Are Banks Really Aiming for a 10% Cost Reduction by 2030 with AI Integration as a Top Priority?

Synopsis
Key Takeaways
- 53% of banks target a minimum 10% cost reduction by 2030.
- 29% aim for reductions exceeding 20% percent.
- Integration of AI is a top priority for operational efficiency.
- Only 24% have met their cost reduction goals so far.
- Partnerships with startups are seen as key to driving innovation.
New Delhi, Sep 1 (NationPress) A recent global report has revealed that 53% of banks are targeting a minimum 10% reduction in costs by the year 2030. Among these, 29% of banks are striving for reductions surpassing 20% percent. Yet, only 24% of them have successfully achieved their cost reduction goals thus far.
A survey conducted with 228 banks indicated that the integration of AI into operations, tackling cyber fraud, and enhancing data analytics capabilities are the top three priorities, according to the report by KPMG International.
The findings reveal that a mere 18% of participants report significant success in their transformation initiatives, while 40% feel well-prepared to spearhead changes.
KPMG analysts noted that many banks could likely realize a 10% cost reduction through straightforward 'cost-out' targets or by employing AI for specific processes.
“Achieving a 20% or 30% reduction will necessitate substantial operational transformation to enhance efficiency, effectiveness, and productivity. This cannot be accomplished solely through workforce reductions,” the report emphasized.
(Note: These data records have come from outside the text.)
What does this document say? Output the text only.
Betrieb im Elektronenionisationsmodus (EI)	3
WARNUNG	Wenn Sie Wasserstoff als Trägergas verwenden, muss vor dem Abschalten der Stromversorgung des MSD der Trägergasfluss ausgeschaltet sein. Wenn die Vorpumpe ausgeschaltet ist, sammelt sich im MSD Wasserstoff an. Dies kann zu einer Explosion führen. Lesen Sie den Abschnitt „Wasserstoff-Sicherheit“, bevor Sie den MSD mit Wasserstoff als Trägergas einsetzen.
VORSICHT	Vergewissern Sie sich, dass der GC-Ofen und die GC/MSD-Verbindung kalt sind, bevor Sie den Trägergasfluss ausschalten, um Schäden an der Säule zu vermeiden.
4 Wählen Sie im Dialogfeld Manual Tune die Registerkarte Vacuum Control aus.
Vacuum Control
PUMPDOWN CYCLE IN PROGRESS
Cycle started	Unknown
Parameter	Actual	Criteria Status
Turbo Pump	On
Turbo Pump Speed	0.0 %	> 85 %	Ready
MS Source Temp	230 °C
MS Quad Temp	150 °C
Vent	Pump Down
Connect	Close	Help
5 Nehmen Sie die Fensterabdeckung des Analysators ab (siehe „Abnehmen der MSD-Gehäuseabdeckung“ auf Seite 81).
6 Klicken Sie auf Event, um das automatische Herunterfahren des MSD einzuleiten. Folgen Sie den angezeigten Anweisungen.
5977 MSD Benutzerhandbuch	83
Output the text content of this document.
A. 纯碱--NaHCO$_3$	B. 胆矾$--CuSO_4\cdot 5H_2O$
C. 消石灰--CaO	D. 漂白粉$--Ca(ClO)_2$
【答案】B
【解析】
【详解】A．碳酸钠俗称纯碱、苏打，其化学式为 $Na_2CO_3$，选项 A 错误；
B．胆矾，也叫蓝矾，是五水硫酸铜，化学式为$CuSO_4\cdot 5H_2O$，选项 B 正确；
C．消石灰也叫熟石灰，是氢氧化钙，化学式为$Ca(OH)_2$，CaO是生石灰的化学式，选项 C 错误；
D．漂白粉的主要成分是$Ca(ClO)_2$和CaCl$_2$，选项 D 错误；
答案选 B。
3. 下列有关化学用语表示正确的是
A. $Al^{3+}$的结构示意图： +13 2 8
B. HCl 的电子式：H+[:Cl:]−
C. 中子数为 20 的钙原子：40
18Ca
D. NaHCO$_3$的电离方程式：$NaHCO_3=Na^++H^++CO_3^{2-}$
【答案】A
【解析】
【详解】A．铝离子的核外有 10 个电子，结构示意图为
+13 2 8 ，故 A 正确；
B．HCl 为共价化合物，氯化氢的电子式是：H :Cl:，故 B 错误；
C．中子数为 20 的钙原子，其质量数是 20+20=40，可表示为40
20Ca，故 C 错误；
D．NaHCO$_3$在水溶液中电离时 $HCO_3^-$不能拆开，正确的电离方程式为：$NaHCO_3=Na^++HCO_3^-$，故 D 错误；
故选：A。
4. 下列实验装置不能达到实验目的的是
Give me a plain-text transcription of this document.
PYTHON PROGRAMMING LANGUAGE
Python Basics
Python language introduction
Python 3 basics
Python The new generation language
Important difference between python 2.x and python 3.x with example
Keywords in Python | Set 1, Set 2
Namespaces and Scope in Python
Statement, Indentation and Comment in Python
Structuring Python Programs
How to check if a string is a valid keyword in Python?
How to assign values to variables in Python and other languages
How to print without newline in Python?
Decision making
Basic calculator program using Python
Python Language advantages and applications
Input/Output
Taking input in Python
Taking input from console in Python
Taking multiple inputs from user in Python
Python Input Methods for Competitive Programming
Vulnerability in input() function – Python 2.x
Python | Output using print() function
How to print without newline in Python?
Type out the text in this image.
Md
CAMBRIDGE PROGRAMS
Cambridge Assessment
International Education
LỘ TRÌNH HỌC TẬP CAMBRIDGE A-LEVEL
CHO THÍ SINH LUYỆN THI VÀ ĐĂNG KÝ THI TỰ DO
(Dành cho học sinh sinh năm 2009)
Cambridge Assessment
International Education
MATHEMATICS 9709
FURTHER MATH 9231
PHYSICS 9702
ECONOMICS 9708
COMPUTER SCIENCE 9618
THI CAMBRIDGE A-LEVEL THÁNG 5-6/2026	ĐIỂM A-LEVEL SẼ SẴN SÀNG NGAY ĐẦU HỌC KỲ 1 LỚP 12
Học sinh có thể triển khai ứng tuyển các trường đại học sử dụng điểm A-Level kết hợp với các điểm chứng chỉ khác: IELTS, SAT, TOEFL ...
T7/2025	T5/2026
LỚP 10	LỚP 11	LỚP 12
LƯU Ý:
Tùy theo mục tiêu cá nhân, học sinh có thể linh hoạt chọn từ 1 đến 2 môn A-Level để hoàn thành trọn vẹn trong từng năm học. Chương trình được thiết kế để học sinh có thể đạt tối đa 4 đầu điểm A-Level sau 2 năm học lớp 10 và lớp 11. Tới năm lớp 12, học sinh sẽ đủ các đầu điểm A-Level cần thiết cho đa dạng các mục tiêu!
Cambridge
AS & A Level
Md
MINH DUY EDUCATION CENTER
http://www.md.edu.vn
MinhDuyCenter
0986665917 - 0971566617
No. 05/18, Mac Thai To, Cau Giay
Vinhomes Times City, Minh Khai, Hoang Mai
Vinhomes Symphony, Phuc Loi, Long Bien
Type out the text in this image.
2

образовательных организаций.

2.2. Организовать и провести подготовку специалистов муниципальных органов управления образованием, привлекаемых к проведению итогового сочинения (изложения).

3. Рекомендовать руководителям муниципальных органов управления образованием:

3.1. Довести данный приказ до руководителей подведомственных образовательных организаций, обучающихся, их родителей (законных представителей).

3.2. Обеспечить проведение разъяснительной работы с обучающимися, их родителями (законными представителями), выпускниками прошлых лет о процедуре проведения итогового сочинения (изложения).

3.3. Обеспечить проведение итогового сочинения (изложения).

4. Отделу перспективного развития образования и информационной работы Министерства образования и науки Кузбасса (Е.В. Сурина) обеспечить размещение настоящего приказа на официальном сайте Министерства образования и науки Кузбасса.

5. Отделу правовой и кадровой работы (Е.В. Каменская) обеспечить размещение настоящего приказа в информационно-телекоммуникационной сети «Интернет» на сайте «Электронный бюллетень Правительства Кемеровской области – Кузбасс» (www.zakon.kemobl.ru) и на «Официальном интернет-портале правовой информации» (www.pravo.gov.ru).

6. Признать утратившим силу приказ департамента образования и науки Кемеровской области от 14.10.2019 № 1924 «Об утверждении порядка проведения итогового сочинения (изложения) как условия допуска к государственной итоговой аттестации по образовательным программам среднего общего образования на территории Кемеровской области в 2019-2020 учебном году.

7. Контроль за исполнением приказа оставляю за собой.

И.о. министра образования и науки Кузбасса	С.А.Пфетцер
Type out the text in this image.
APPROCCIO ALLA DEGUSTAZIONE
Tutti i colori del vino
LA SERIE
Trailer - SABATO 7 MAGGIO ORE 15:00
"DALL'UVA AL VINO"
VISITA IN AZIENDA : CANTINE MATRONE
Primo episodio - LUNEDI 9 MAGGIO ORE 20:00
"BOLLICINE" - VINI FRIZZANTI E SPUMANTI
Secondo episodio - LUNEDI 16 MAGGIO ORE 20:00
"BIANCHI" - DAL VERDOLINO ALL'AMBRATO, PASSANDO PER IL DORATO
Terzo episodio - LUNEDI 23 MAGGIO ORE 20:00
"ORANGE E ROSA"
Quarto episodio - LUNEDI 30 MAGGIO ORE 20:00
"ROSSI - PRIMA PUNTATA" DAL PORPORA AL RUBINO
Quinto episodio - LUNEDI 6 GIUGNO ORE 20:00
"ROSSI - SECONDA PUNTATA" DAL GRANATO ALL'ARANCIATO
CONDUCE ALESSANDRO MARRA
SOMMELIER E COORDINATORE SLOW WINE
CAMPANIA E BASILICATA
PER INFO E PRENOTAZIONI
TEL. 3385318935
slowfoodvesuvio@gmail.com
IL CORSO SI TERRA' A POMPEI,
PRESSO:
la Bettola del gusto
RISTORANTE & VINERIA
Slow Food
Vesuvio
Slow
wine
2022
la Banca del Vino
AI and automation are extensively utilized, with 52% of banks employing it for fraud detection and document processing, while 50% use it for customer interactions through chatbots. Furthermore, 82% of banking executives intend to establish partnerships with startups to foster innovation.
Nearly half of all banks predict they can increase their earnings by more than 2.5%% in the next three years, with one in five anticipating growth exceeding 5%%.
“The rapid evolution of technology, regulatory frameworks, and customer expectations requires a decisive and strategic approach. This report outlines a transformative agenda—one that centers on trust, innovation, and agility as the cornerstone of banking's future,” stated Hemant Jhajhria, Head of Consulting at KPMG India.
To combat tighter profit margins and growing regulatory requirements, banks are increasingly leveraging digital technologies, automation, and AI to enhance operational efficiency, cut costs, and improve service delivery, according to the report.